Sprinkle a bit of F.O.M.O. on top, mix with the demand to document, share and incite envy in our peers, and racking up the air miles becomes the inevitable response. But affirmations claiming that the world is both 'our oyster' and 'ours for the taking' no longer sit so well with my no-longer 19-year-old self. Such thinking begins to whiff of exploitation, voyeurism and entitlement - and that's before the environmental implications.

maybe a Norfolk Park sunset can be as life-affirming as a Serengeti sunset

Instead, why not apply the same level of intrigue and romance to our own city as we do to distant lands, scratch a little harder at its surface and see what wonder reveals itself. Committing to Sheffield this week with the dedication I would to a hip European city has allowed me to do this. Without the omnipresent loom of work, every day becomes Saturday.
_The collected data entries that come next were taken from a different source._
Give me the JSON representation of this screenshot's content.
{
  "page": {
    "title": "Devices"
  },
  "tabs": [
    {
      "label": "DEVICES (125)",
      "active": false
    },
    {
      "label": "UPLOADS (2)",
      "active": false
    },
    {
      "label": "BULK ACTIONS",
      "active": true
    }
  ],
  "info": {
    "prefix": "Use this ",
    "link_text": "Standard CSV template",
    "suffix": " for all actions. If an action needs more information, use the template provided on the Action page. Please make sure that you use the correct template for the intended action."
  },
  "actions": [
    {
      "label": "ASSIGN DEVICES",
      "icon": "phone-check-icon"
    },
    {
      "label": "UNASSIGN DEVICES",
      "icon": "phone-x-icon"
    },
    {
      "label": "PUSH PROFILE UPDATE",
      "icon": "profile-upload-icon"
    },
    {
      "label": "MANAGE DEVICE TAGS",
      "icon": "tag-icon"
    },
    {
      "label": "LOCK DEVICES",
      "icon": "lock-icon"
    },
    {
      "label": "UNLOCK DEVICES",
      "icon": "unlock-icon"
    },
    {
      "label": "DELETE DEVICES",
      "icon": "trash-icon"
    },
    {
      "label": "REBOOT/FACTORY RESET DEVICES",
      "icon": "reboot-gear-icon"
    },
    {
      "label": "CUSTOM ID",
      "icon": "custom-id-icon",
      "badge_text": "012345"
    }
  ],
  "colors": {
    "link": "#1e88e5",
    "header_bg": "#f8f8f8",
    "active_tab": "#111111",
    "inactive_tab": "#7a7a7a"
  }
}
My most vivid memories in life are the ones that are distinct from the everyday blur, given time to take form, develop and bank themselves, boldly and brightly, in a secure place in my mind. Invariably these are the ones conceived when away from home. Such is their clarity that they come to define entire chunks of time, and so with that comes a whole lot of pressure to have the time of your life. The animated conversations Pete and I have over our kitchen table become vague and insignificant in the shadow of a dull dinner and lacklustre chat on holiday. Whereas ordinarily I tear through Sheffield, slowing down has enabled me to imbue interactions and moments with meaning in the hope that they might become period-defining memories.

This week I'm finding that it's more possible to feel connected when sharing appreciation for the wildflower meadow amongst the Sharrow flats with a Lisboan from Gleadless on her way to work than it is to coo over the traditionally-dressed women singing fado on the streets of Alfama. Similarly, that supporting the new Sicilian restaurant on Abbeydale can impact the diversity and interest on our doorsteps in a way that upholds our own international community. And maybe a Norfolk Park sunset can be as life-affirming as a Serengeti sunset. Same sun, different angle.

Travel - please do - just not at the expense of overlooking the extraordinary, alien, magical and global connectivity that Sheffield can offer every day.